Now, there are a number of very mature and driven students who will still put their best effort in. And herein lies the biggest problem. I look at two students in specific. They mostly do everything right. I've spent hours helping them, and I know they've learned plenty about calculus this semester. But, on the final exam, they only received 35 percent of the points. That would be a 2 on the AP Exam, and no college credit. I found a way to grade the final exam so that it would not drop a lot of students' grades, but I think it also let a number of students get away with not putting in effort to prepare for the exam. I also fear it lets students get away with performing poorly. "You keep getting almost all of the problems wrong, but you tried, so here's a B." That's not right, and that was actually more of the point of adopting the grading practices that our school did. But, I stand by my decision, as I don't want to have a lot of people who are capable avoid taking the course next year because they are afraid of getting a poor grade. I just have to improve my systems.

Then, there are a number of other kids. I know they're giving a half-assed effort. I know they're not regularly doing homework. I give "homework quizzes" where I pick problems from the textbook and put them on a quiz and make it a summative grade.
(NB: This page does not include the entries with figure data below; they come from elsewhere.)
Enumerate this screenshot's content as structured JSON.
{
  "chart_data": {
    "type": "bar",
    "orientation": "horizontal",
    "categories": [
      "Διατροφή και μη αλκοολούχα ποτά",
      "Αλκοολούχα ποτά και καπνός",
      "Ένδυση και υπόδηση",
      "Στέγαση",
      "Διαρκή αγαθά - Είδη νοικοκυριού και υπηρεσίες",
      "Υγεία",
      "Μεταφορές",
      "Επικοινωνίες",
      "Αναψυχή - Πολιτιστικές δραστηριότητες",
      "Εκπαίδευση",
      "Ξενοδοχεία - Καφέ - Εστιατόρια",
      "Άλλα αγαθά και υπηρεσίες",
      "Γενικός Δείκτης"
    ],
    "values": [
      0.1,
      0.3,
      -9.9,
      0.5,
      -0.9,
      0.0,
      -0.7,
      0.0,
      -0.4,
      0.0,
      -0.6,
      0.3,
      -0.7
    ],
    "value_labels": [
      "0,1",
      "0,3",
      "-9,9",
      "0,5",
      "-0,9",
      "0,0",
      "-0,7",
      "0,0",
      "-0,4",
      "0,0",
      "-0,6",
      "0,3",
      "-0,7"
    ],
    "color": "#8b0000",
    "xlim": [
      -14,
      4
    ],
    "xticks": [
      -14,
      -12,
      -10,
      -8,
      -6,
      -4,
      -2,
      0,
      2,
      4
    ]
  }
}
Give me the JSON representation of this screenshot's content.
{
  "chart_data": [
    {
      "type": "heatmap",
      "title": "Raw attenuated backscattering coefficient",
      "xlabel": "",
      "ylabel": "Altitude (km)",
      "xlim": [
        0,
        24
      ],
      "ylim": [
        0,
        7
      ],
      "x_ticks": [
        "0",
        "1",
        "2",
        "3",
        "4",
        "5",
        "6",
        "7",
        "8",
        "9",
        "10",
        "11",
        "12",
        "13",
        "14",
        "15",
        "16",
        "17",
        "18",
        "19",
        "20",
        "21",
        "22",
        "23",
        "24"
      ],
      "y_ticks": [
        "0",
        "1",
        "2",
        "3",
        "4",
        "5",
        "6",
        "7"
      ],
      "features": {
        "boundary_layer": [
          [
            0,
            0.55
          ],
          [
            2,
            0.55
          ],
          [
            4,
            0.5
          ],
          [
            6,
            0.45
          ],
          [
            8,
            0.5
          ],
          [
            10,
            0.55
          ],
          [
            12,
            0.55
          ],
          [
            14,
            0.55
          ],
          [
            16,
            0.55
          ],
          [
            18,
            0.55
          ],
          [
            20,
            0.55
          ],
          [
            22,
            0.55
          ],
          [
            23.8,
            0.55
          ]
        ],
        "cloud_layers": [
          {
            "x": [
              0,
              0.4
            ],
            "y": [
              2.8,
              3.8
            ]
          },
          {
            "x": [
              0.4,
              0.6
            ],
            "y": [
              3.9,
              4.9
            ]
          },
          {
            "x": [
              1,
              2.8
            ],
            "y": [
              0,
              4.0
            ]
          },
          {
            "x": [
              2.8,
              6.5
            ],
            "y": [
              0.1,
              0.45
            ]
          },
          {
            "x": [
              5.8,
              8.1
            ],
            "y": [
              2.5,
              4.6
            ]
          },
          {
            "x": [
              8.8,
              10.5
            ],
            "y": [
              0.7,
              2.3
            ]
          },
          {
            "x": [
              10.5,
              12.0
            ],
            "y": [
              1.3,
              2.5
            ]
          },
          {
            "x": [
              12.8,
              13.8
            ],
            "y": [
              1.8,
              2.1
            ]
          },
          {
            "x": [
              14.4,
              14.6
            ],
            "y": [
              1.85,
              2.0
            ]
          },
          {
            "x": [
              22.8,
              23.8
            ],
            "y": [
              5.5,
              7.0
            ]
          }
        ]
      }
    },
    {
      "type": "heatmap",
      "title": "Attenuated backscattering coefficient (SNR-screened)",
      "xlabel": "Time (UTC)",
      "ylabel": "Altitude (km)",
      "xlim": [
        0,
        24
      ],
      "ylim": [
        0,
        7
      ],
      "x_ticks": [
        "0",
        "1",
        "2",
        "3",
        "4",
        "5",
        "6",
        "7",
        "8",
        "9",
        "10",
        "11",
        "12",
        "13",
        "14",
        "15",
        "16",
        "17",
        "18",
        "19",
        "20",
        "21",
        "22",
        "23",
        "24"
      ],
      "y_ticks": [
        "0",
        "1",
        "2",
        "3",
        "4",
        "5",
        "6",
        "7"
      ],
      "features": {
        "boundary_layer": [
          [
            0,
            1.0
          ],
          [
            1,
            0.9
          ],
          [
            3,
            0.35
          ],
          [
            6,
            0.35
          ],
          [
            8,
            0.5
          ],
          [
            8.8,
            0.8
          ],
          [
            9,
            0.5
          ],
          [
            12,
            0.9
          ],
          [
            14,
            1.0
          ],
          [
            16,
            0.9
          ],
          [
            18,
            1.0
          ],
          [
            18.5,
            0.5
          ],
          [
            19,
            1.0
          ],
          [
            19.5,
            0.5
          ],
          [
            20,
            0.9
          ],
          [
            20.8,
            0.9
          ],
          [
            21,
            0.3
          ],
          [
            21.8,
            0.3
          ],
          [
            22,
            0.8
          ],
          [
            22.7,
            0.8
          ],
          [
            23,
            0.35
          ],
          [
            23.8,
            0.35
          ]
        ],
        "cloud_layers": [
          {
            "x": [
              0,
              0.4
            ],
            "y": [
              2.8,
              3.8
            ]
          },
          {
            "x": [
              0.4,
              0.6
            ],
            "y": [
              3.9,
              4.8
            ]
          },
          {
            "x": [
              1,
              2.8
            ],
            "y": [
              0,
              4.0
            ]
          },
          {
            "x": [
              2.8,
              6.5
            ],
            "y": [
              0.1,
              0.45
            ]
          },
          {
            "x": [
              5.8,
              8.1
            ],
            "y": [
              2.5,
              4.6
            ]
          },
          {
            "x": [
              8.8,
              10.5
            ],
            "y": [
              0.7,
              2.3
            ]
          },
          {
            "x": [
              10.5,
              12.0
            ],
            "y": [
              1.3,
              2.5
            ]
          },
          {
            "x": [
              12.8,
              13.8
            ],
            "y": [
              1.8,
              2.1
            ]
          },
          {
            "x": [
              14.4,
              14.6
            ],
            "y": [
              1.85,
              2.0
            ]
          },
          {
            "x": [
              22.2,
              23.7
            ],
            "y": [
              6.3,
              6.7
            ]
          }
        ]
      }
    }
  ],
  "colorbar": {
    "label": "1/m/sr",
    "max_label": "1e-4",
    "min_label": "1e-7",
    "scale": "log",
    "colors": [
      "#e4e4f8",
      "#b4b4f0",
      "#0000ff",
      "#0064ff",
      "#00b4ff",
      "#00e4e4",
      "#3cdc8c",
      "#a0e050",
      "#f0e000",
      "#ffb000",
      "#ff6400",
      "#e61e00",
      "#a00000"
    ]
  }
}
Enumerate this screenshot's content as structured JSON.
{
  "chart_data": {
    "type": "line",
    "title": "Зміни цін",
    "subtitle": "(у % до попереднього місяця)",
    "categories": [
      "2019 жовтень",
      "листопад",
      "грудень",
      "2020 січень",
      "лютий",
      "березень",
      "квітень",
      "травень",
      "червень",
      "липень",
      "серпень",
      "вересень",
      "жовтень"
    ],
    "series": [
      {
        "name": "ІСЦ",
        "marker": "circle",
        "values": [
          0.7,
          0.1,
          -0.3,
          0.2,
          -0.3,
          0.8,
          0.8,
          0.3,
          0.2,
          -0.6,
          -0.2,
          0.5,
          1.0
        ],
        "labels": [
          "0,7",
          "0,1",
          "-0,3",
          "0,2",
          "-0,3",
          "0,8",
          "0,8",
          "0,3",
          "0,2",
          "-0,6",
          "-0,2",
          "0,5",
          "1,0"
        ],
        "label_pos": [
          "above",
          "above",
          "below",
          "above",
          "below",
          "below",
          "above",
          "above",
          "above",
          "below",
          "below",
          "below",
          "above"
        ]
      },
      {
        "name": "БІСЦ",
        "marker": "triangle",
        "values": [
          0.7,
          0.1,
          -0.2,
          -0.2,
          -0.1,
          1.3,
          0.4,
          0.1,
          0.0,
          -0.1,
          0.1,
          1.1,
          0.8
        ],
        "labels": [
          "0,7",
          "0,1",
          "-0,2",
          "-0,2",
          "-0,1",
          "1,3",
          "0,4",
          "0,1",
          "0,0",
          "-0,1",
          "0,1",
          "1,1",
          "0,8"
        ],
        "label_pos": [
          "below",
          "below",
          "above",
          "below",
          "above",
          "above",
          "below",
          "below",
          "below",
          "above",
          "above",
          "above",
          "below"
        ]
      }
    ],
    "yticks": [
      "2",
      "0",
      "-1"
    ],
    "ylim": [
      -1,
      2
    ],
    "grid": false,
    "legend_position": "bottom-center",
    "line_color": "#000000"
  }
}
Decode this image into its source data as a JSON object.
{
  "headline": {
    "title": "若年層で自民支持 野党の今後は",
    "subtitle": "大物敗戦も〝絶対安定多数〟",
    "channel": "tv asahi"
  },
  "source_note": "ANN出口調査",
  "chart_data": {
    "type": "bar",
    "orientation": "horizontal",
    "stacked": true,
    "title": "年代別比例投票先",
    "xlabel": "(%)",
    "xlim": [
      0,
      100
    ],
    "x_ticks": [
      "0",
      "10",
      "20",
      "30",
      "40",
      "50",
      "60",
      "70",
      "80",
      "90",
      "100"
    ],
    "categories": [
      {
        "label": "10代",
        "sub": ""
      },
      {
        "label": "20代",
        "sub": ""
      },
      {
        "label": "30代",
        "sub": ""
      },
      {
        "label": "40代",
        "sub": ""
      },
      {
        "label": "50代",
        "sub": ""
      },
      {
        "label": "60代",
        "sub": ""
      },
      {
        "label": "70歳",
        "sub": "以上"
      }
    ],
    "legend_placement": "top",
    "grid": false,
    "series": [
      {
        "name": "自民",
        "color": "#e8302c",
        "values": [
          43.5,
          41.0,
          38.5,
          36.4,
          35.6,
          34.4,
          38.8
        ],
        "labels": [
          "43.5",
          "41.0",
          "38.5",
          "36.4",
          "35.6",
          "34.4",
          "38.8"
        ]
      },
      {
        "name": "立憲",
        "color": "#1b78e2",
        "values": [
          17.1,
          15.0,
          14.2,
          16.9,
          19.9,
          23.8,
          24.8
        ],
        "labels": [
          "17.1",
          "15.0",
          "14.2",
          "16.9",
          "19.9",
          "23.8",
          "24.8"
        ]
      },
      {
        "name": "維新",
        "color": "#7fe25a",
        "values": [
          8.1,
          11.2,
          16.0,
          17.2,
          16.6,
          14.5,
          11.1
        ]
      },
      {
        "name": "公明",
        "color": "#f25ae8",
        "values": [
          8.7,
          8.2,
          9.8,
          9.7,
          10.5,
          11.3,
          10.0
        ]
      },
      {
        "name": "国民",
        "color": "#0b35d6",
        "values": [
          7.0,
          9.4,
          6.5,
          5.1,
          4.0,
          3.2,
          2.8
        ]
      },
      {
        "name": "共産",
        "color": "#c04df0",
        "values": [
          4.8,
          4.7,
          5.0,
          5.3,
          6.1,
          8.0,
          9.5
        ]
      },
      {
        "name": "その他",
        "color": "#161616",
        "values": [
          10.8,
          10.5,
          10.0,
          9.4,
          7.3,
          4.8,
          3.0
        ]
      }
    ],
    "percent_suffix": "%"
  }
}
The point is to motivate the students to do homework regularly. I know it's wrong. I can justify it with our school's grading practices, since it's graded based on whether they can do the problems correctly or not, and I allow them to make it up by fixing it or replacing it with their exam grade. But again, it doesn't serve the purpose it's supposed to. The students who do do homework can still do poorly, if they don't remember how to do the problems that appear on the quiz, even if they did a lot of other problems correctly. I also make full solutions available to the students so that they can check their work, but I know some of them don't do the problems and just "study" for the quiz by staring at the solutions. It's a big friggin' joke. Since there are two sections, often students will tell their classmates in the later section what problems are on the quiz. I started doing two quizzes, but again, that's more work for me and probably not a valuable use of my time. Plus, it still doesn't fix the real issue.

I'm going to have students log how much time they spend on their homework, show it to me in class, and get it initialed by me. I probably should have started doing it earlier, but it's disheartening that that's a way I have to spend some of my energy and time during a class period. This, however, probably is a good way to gradually release responsibility, which is a suggestion I received on Twitter.

That's my plan to reframe this productively. I am hoping I can find a way to get the best out of my students, both in effort and in results.